Additional Information

Official title A Pilot Study of Safety and Feasibility of Stem Cell Therapy for Aids Lymphoma Using Stem Cells Treated With a Lentivirus Vector-Encoding Multiple Anti-HIV RNAs
Description PRIMARY OBJECTIVES: I. To determine the safety and feasibility of using lentivirus-transduced hematopoietic progenitor cells (HPCs) (lentivirus vector rHIV7-shI-TAR-CCR5RZ-transduced hematopoietic progenitor cells) in the setting of autologous hematopoietic cell transplantation (HCT) for treatment of AIDS related lymphoma.
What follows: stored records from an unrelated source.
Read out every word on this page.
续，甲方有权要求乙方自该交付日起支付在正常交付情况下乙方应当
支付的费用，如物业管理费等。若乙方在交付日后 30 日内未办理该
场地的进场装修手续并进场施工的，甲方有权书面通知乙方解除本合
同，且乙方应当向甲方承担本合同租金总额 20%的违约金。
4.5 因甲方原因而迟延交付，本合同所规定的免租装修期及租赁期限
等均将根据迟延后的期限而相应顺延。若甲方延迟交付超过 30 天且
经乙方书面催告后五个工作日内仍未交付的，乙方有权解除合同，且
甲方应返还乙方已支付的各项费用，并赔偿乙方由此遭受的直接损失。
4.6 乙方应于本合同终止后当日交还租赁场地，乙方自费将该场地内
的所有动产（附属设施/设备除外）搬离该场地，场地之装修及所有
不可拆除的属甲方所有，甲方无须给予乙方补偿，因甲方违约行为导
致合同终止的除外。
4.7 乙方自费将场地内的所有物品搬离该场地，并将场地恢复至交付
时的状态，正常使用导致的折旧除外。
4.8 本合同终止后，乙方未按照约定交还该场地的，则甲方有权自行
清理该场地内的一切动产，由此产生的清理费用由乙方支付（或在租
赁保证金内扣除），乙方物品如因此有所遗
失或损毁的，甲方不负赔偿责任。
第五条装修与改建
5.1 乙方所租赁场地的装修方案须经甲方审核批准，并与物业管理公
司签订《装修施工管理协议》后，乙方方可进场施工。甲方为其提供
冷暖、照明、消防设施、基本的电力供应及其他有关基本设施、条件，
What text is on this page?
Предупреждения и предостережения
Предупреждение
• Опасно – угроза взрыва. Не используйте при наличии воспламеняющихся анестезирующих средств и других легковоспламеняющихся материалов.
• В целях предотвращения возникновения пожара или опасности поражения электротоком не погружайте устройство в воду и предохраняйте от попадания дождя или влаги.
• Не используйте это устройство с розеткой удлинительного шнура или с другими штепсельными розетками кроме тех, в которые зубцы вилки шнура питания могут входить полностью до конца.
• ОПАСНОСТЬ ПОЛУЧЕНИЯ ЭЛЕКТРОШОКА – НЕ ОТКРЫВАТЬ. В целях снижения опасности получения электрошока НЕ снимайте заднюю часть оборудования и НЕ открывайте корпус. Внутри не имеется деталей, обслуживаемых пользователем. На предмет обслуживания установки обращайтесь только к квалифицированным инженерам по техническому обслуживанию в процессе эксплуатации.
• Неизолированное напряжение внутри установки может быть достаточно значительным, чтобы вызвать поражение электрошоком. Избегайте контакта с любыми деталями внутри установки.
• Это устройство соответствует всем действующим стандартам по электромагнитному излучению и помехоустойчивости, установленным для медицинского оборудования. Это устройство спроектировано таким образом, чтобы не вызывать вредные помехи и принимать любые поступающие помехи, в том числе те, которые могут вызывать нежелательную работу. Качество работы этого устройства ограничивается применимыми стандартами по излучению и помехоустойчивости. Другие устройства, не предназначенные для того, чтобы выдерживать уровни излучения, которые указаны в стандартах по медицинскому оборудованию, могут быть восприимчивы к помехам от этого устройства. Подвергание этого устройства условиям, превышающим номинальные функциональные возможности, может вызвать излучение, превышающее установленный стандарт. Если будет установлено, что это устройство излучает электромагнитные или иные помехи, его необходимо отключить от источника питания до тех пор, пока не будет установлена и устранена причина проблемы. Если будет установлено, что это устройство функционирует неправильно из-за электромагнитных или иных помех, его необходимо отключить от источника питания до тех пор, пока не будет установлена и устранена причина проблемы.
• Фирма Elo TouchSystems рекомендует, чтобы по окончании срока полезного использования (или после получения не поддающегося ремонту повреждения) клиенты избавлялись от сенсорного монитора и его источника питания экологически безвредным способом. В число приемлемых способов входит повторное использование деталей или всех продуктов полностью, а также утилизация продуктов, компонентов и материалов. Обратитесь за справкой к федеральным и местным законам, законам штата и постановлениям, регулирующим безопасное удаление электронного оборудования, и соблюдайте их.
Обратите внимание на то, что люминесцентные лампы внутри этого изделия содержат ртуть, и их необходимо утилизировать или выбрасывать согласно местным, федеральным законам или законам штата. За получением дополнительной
The safety of the of the genetically modified product used in the transplant procedure will be assessed by monitoring each subject for adverse events (procedure related toxicity);, absolute neutrophil count (ANC)/platelet engraftment (sustained recovery),; and evidence of replication competent vector or vector recombination with the human immunodeficiency virus (HIV) quasi-species present in the patient. II. To determine the quantity and duration of vector-marked peripheral blood cells and to characterize: the duration and level of gene marking and expression of the anti-HIV ribonucleic acids (RNAs) in these transduced cells, and the characterization of the integration sites of vector sequences in circulating cells if there is a clinical syndrome suggestive of a clonal expansion of hematopoietic cells. In addition, the feasibility of the process will be assessed based on the results of the release testing of the transduced cells prior to injection into the patient. III. To determine whether the design of the vector prevents vector mobilization and rescue by wild-type HIV-1. IV. To measure the effect of HIV infection on the presence of HIV-resistant blood cells as measured by genetic marking for vector sequences before and after antiviral treatment interruption. OUTLINE: CONDITIONING: Patients receive carmustine intravenously (IV) over 1-2 hours on days -7 to -5, etoposide IV over 4 hours on day -4, and cyclophosphamide IV on day -2. TRANSPLANTATION: Patients undergo autologous hematopoietic stem cell transplantation comprising lentivirus vector rHIV7-shI-TAR-CCR5RZ-transduced hematopoietic progenitor cells and non-bound cluster of differentiation (CD)34+ cells IV on day 0. After completion of study treatment, patients are followed up every 2 weeks for 3 months; at 4, 6, 8, 10, 12, 18, and 24 months; every 6 months for 3 years; and then annually for 10 years.
Trial information was received from ClinicalTrials.gov and was last updated in October 2015.
Information provided to ClinicalTrials.gov by City of Hope Medical Center.